I didn't know he had a wife.

“The truth is, they're all beasts,” Lady Alice was saying. “Every man alive, even dear old Peter, would happily get his leg up on another woman if he could, and if he thought he could get away with it. You mustn't let it destroy you, darling. Enjoy him, by all means. Fall in love with him, if you like. I suppose you already have. But for heaven's sake, enjoy him with your eyes open.”

I looked up. “Do they have children together?”

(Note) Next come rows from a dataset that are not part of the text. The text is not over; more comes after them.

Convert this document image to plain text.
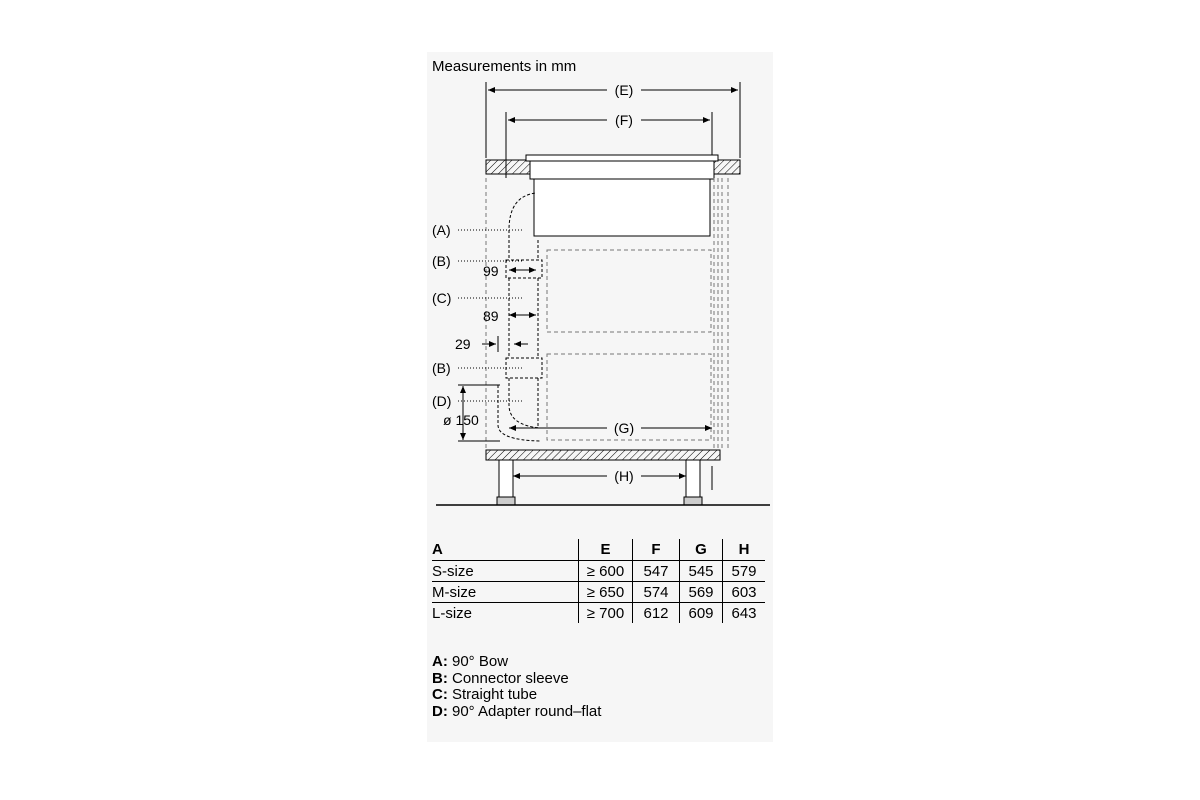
Measurements in mm
(E)
(F)
(A)
(B)
(C)
(B)
(D)
99
89
29
ø 150	(G)
(H)
A	E	F	G	H
S-size	≥ 600	547	545	579
M-size	≥ 650	574	569	603
L-size	≥ 700	612	609	643
A: 90° Bow
B: Connector sleeve
C: Straight tube
D: 90° Adapter round–flat
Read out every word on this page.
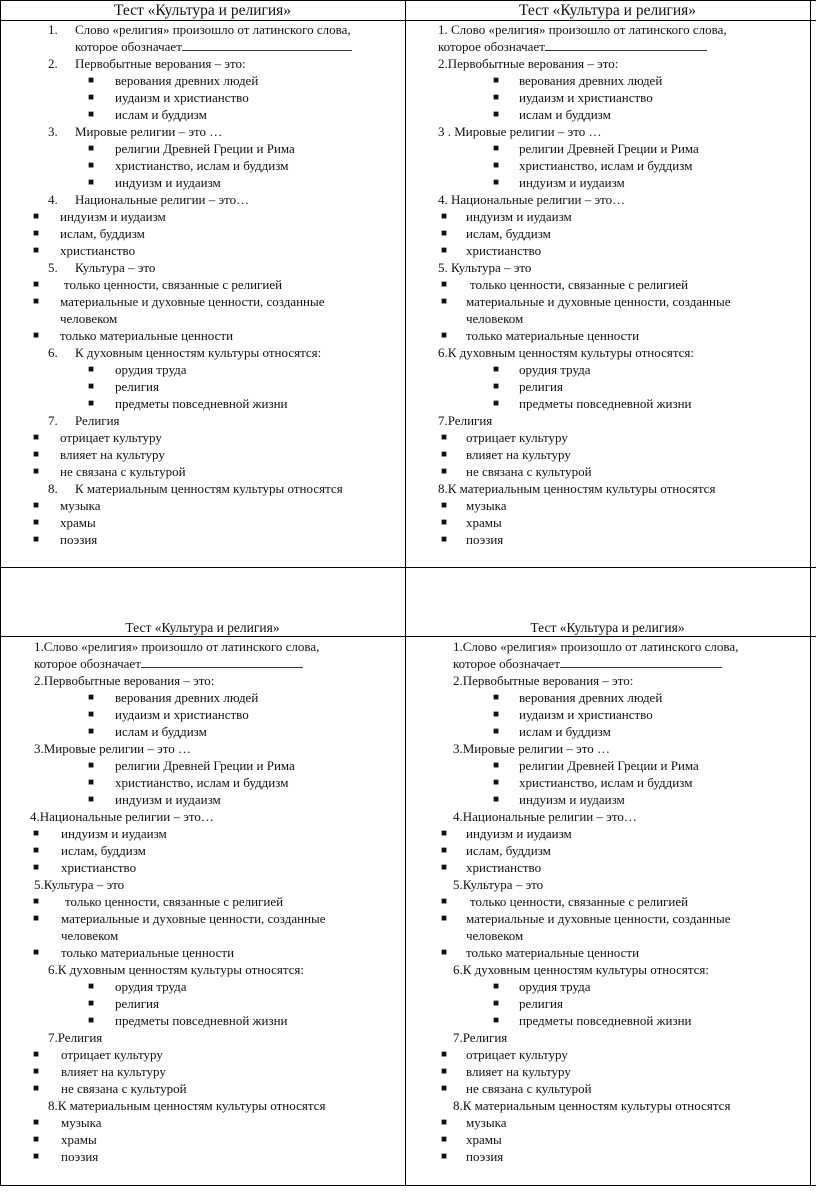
Тест «Культура и религия»	Тест «Культура и религия»
Тест «Культура и религия»	Тест «Культура и религия»
1. Слово «религия» произошло от латинского слова,
которое обозначает
2. Первобытные верования – это:
■ верования древних людей
■ иудаизм и христианство
■ ислам и буддизм
3. Мировые религии – это …
■ религии Древней Греции и Рима
■ христианство, ислам и буддизм
■ индуизм и иудаизм
4. Национальные религии – это…
■ индуизм и иудаизм
■ ислам, буддизм
■ христианство
5. Культура – это
■ только ценности, связанные с религией
■ материальные и духовные ценности, созданные
человеком
■ только материальные ценности
6. К духовным ценностям культуры относятся:
■ орудия труда
■ религия
■ предметы повседневной жизни
7. Религия
■ отрицает культуру
■ влияет на культуру
■ не связана с культурой
8. К материальным ценностям культуры относятся
■ музыка
■ храмы
■ поэзия
1. Слово «религия» произошло от латинского слова,
которое обозначает
2.Первобытные верования – это:
■ верования древних людей
■ иудаизм и христианство
■ ислам и буддизм
3 . Мировые религии – это …
■ религии Древней Греции и Рима
■ христианство, ислам и буддизм
■ индуизм и иудаизм
4. Национальные религии – это…
■ индуизм и иудаизм
■ ислам, буддизм
■ христианство
5. Культура – это
■ только ценности, связанные с религией
■ материальные и духовные ценности, созданные
человеком
■ только материальные ценности
6.К духовным ценностям культуры относятся:
■ орудия труда
■ религия
■ предметы повседневной жизни
7.Религия
■ отрицает культуру
■ влияет на культуру
■ не связана с культурой
8.К материальным ценностям культуры относятся
■ музыка
■ храмы
■ поэзия
1.Слово «религия» произошло от латинского слова,
которое обозначает
2.Первобытные верования – это:
■ верования древних людей
■ иудаизм и христианство
■ ислам и буддизм
3.Мировые религии – это …
■ религии Древней Греции и Рима
■ христианство, ислам и буддизм
■ индуизм и иудаизм
4.Национальные религии – это…
■ индуизм и иудаизм
■ ислам, буддизм
■ христианство
5.Культура – это
■ только ценности, связанные с религией
■ материальные и духовные ценности, созданные
человеком
■ только материальные ценности
6.К духовным ценностям культуры относятся:
■ орудия труда
■ религия
■ предметы повседневной жизни
7.Религия
■ отрицает культуру
■ влияет на культуру
■ не связана с культурой
8.К материальным ценностям культуры относятся
■ музыка
■ храмы
■ поэзия
1.Слово «религия» произошло от латинского слова,
которое обозначает
2.Первобытные верования – это:
■ верования древних людей
■ иудаизм и христианство
■ ислам и буддизм
3.Мировые религии – это …
■ религии Древней Греции и Рима
■ христианство, ислам и буддизм
■ индуизм и иудаизм
4.Национальные религии – это…
■ индуизм и иудаизм
■ ислам, буддизм
■ христианство
5.Культура – это
■ только ценности, связанные с религией
■ материальные и духовные ценности, созданные
человеком
■ только материальные ценности
6.К духовным ценностям культуры относятся:
■ орудия труда
■ религия
■ предметы повседневной жизни
7.Религия
■ отрицает культуру
■ влияет на культуру
■ не связана с культурой
8.К материальным ценностям культуры относятся
■ музыка
■ храмы
■ поэзия
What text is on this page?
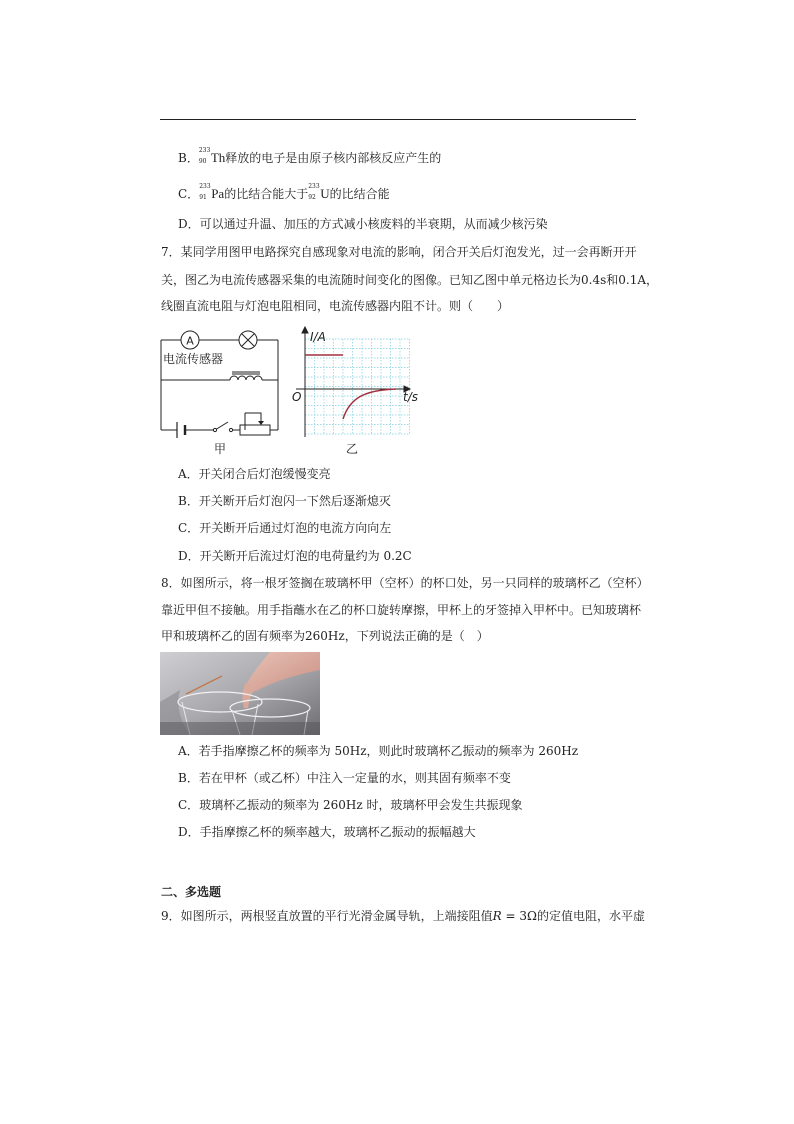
B．
233
90 Th释放的电子是由原子核内部核反应产生的
C．
233
91 Pa的比结合能大于
233
92 U的比结合能
D．可以通过升温、加压的方式减小核废料的半衰期，从而减少核污染
7．某同学用图甲电路探究自感现象对电流的影响，闭合开关后灯泡发光，过一会再断开开
关，图乙为电流传感器采集的电流随时间变化的图像。已知乙图中单元格边长为0.4s和0.1A，
线圈直流电阻与灯泡电阻相同，电流传感器内阻不计。则（　　）
A
电流传感器
甲
I/A
t/s
O
乙
A．开关闭合后灯泡缓慢变亮
B．开关断开后灯泡闪一下然后逐渐熄灭
C．开关断开后通过灯泡的电流方向向左
D．开关断开后流过灯泡的电荷量约为 0.2C
8．如图所示，将一根牙签搁在玻璃杯甲（空杯）的杯口处，另一只同样的玻璃杯乙（空杯）
靠近甲但不接触。用手指蘸水在乙的杯口旋转摩擦，甲杯上的牙签掉入甲杯中。已知玻璃杯
甲和玻璃杯乙的固有频率为260Hz，下列说法正确的是（　）
A．若手指摩擦乙杯的频率为 50Hz，则此时玻璃杯乙振动的频率为 260Hz
B．若在甲杯（或乙杯）中注入一定量的水，则其固有频率不变
C．玻璃杯乙振动的频率为 260Hz 时，玻璃杯甲会发生共振现象
D．手指摩擦乙杯的频率越大，玻璃杯乙振动的振幅越大
二、多选题
9．如图所示，两根竖直放置的平行光滑金属导轨，上端接阻值R = 3Ω的定值电阻，水平虚
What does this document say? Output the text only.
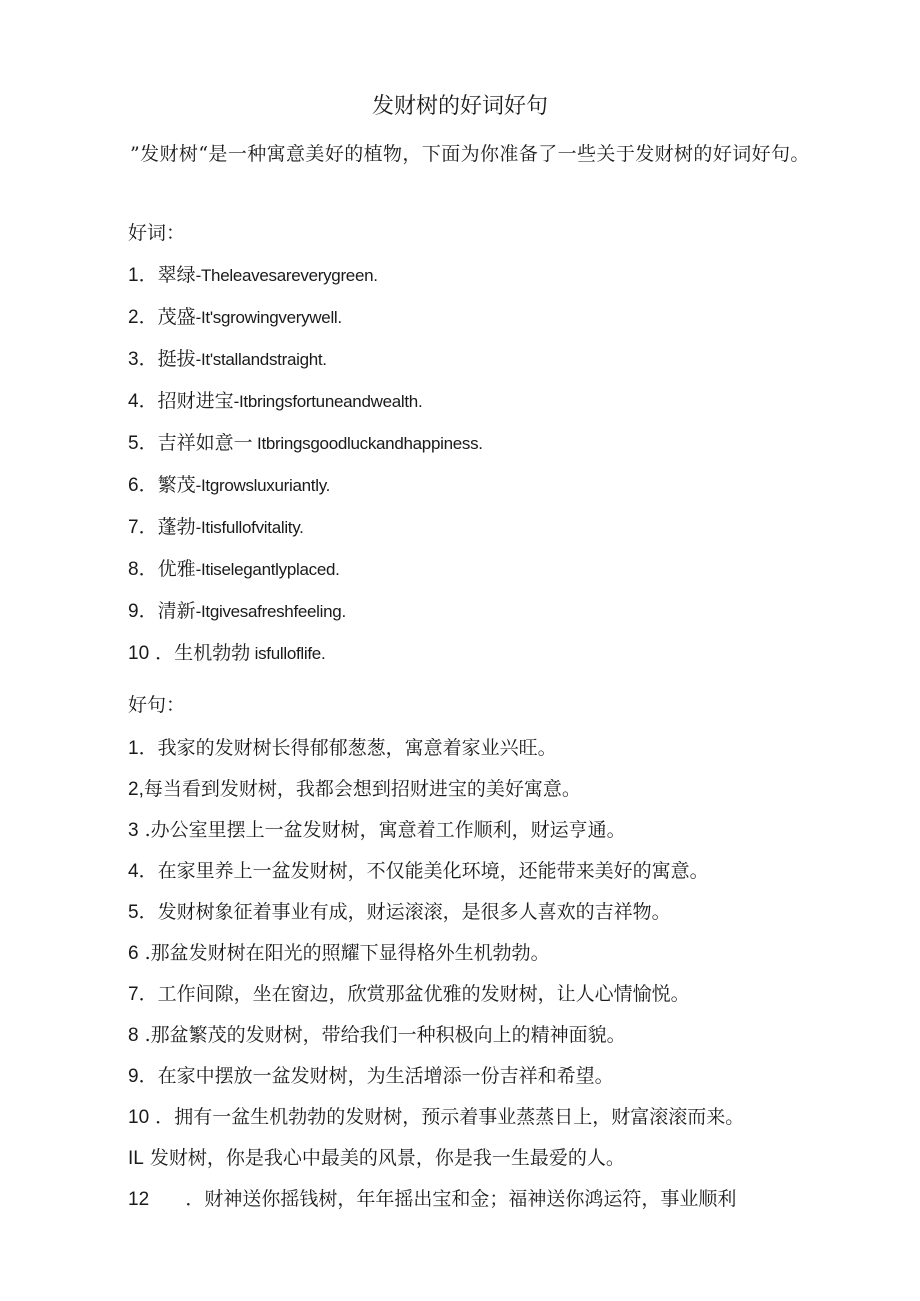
发财树的好词好句
”发财树“是一种寓意美好的植物，下面为你准备了一些关于发财树的好词好句。
好词：
1．翠绿-Theleavesareverygreen.
2．茂盛-It'sgrowingverywell.
3．挺拔-It'stallandstraight.
4．招财进宝-Itbringsfortuneandwealth.
5．吉祥如意一 Itbringsgoodluckandhappiness.
6．繁茂-Itgrowsluxuriantly.
7．蓬勃-Itisfullofvitality.
8．优雅-Itiselegantlyplaced.
9．清新-Itgivesafreshfeeling.
10 ．生机勃勃 isfulloflife.
好句：
1．我家的发财树长得郁郁葱葱，寓意着家业兴旺。
2,每当看到发财树，我都会想到招财进宝的美好寓意。
3 .办公室里摆上一盆发财树，寓意着工作顺利，财运亨通。
4．在家里养上一盆发财树，不仅能美化环境，还能带来美好的寓意。
5．发财树象征着事业有成，财运滚滚，是很多人喜欢的吉祥物。
6 .那盆发财树在阳光的照耀下显得格外生机勃勃。
7．工作间隙，坐在窗边，欣赏那盆优雅的发财树，让人心情愉悦。
8 .那盆繁茂的发财树，带给我们一种积极向上的精神面貌。
9．在家中摆放一盆发财树，为生活增添一份吉祥和希望。
10 ．拥有一盆生机勃勃的发财树，预示着事业蒸蒸日上，财富滚滚而来。
IL 发财树，你是我心中最美的风景，你是我一生最爱的人。
12      ．财神送你摇钱树，年年摇出宝和金；福神送你鸿运符，事业顺利
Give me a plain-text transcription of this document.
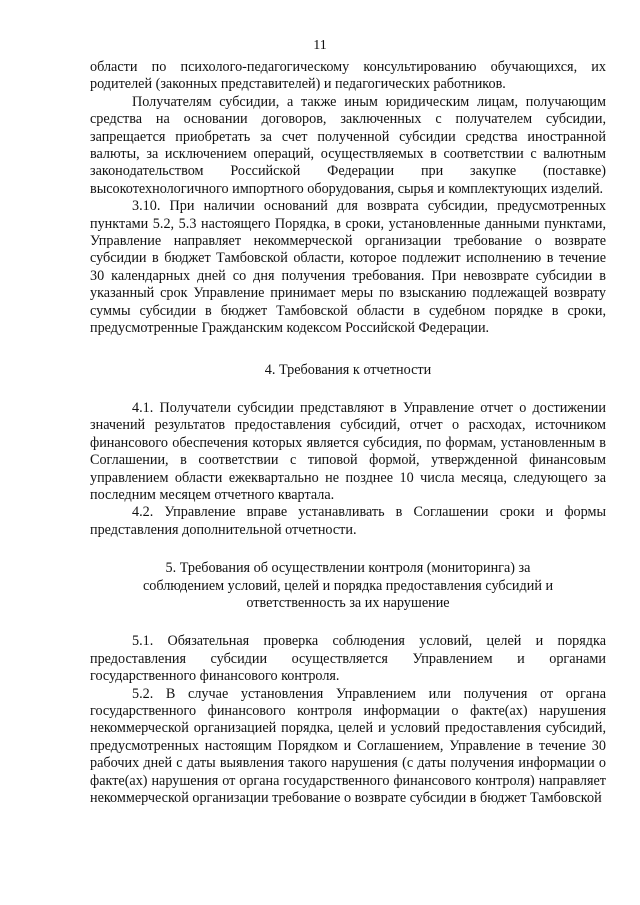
11

области по психолого-педагогическому консультированию обучающихся, их родителей (законных представителей) и педагогических работников.

Получателям субсидии, а также иным юридическим лицам, получающим средства на основании договоров, заключенных с получателем субсидии, запрещается приобретать за счет полученной субсидии средства иностранной валюты, за исключением операций, осуществляемых в соответствии с валютным законодательством Российской Федерации при закупке (поставке) высокотехнологичного импортного оборудования, сырья и комплектующих изделий.

3.10. При наличии оснований для возврата субсидии, предусмотренных пунктами 5.2, 5.3 настоящего Порядка, в сроки, установленные данными пунктами, Управление направляет некоммерческой организации требование о возврате субсидии в бюджет Тамбовской области, которое подлежит исполнению в течение 30 календарных дней со дня получения требования. При невозврате субсидии в указанный срок Управление принимает меры по взысканию подлежащей возврату суммы субсидии в бюджет Тамбовской области в судебном порядке в сроки, предусмотренные Гражданским кодексом Российской Федерации.

4. Требования к отчетности

4.1. Получатели субсидии представляют в Управление отчет о достижении значений результатов предоставления субсидий, отчет о расходах, источником финансового обеспечения которых является субсидия, по формам, установленным в Соглашении, в соответствии с типовой формой, утвержденной финансовым управлением области ежеквартально не позднее 10 числа месяца, следующего за последним месяцем отчетного квартала.

4.2. Управление вправе устанавливать в Соглашении сроки и формы представления дополнительной отчетности.

5. Требования об осуществлении контроля (мониторинга) за
соблюдением условий, целей и порядка предоставления субсидий и
ответственность за их нарушение

5.1. Обязательная проверка соблюдения условий, целей и порядка предоставления субсидии осуществляется Управлением и органами государственного финансового контроля.

5.2. В случае установления Управлением или получения от органа государственного финансового контроля информации о факте(ах) нарушения некоммерческой организацией порядка, целей и условий предоставления субсидий, предусмотренных настоящим Порядком и Соглашением, Управление в течение 30 рабочих дней с даты выявления такого нарушения (с даты получения информации о факте(ах) нарушения от органа государственного финансового контроля) направляет некоммерческой организации требование о возврате субсидии в бюджет Тамбовской
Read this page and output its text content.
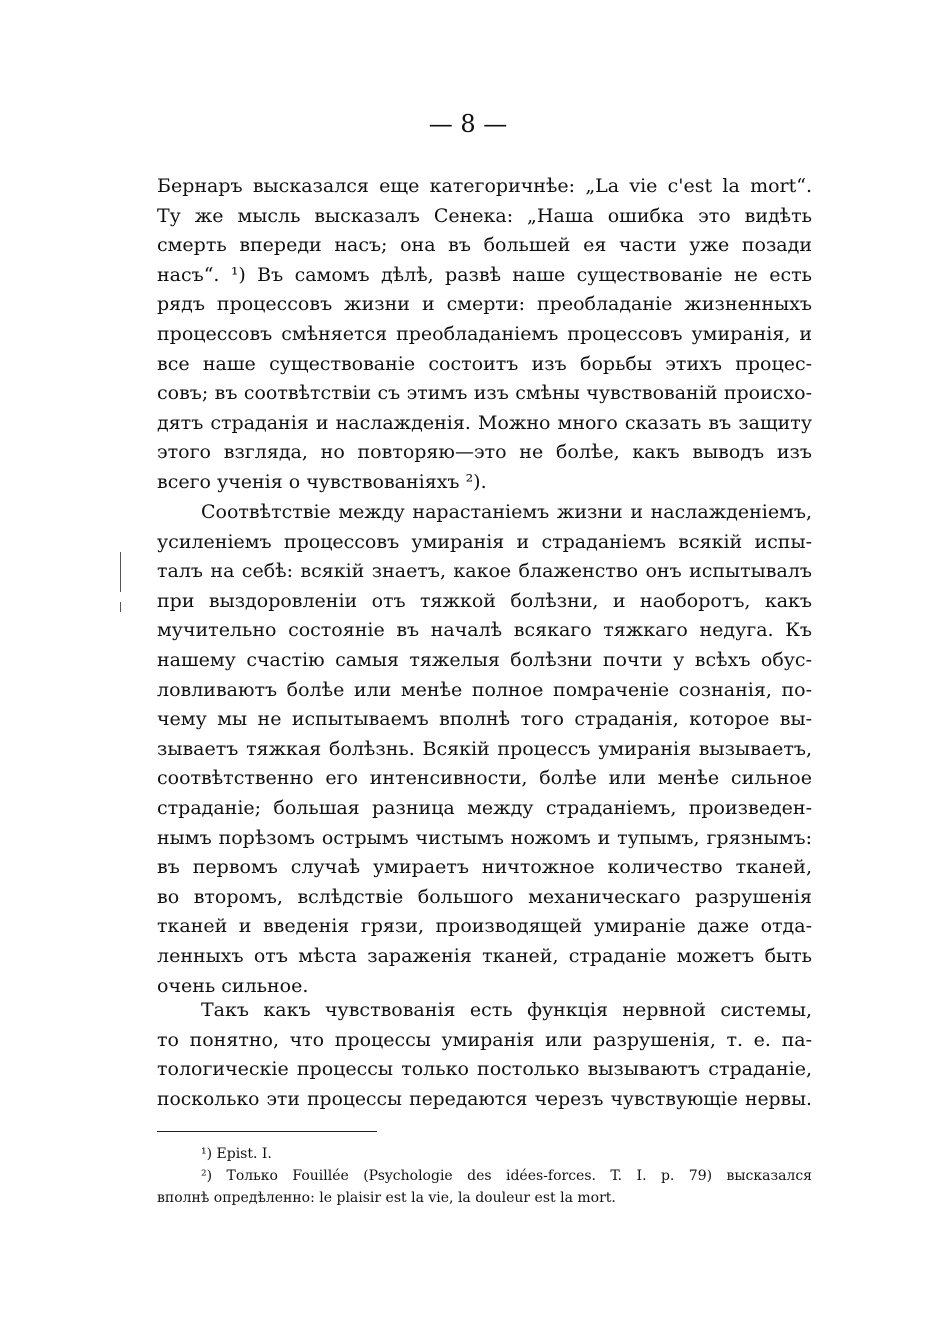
— 8 —
Бернаръ высказался еще категоричнѣе: „La vie c'est la mort“.
Ту же мысль высказалъ Сенека: „Наша ошибка это видѣть
смерть впереди насъ; она въ большей ея части уже позади
насъ“. ¹) Въ самомъ дѣлѣ, развѣ наше существованіе не есть
рядъ процессовъ жизни и смерти: преобладаніе жизненныхъ
процессовъ смѣняется преобладаніемъ процессовъ умиранія, и
все наше существованіе состоитъ изъ борьбы этихъ процес-
совъ; въ соотвѣтствіи съ этимъ изъ смѣны чувствованій происхо-
дятъ страданія и наслажденія. Можно много сказать въ защиту
этого взгляда, но повторяю—это не болѣе, какъ выводъ изъ
всего ученія о чувствованіяхъ ²).
Соотвѣтствіе между нарастаніемъ жизни и наслажденіемъ,
усиленіемъ процессовъ умиранія и страданіемъ всякій испы-
талъ на себѣ: всякій знаетъ, какое блаженство онъ испытывалъ
при выздоровленіи отъ тяжкой болѣзни, и наоборотъ, какъ
мучительно состояніе въ началѣ всякаго тяжкаго недуга. Къ
нашему счастію самыя тяжелыя болѣзни почти у всѣхъ обус-
ловливаютъ болѣе или менѣе полное помраченіе сознанія, по-
чему мы не испытываемъ вполнѣ того страданія, которое вы-
зываетъ тяжкая болѣзнь. Всякій процессъ умиранія вызываетъ,
соотвѣтственно его интенсивности, болѣе или менѣе сильное
страданіе; большая разница между страданіемъ, произведен-
нымъ порѣзомъ острымъ чистымъ ножомъ и тупымъ, грязнымъ:
въ первомъ случаѣ умираетъ ничтожное количество тканей,
во второмъ, вслѣдствіе большого механическаго разрушенія
тканей и введенія грязи, производящей умираніе даже отда-
ленныхъ отъ мѣста зараженія тканей, страданіе можетъ быть
очень сильное.
Такъ какъ чувствованія есть функція нервной системы,
то понятно, что процессы умиранія или разрушенія, т. е. па-
тологическіе процессы только постолько вызываютъ страданіе,
посколько эти процессы передаются черезъ чувствующіе нервы.
¹) Epist. I.
²) Только Fouillée (Psychologie des idées-forces. T. I. p. 79) высказался
вполнѣ опредѣленно: le plaisir est la vie, la douleur est la mort.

She frowned thoughtfully. “I think there's a son. He doesn't say a word about him, however. I've always thought he isn't fond of children; you know how careful he is.”

“Careful?”

“Yes, always.” She paused and leaned forward. Her beautiful green eyes turned round under the pencil-thin lines of her eyebrows. “My dear girl. You don't know what I'm talking about, do you?”

“Of course I know.”

“No, you don't. Oh, the rat. The dirty little rat. I say, he really
had
better come up to scratch, or he'll hear from me about it. You're how old?”

“Nearly twenty.”

“Nineteen. The horror. It doesn't bear thinking about. Well, we'll cross our fingers, won't we? Peter! There you are. I'm afraid there's been another change of plans.”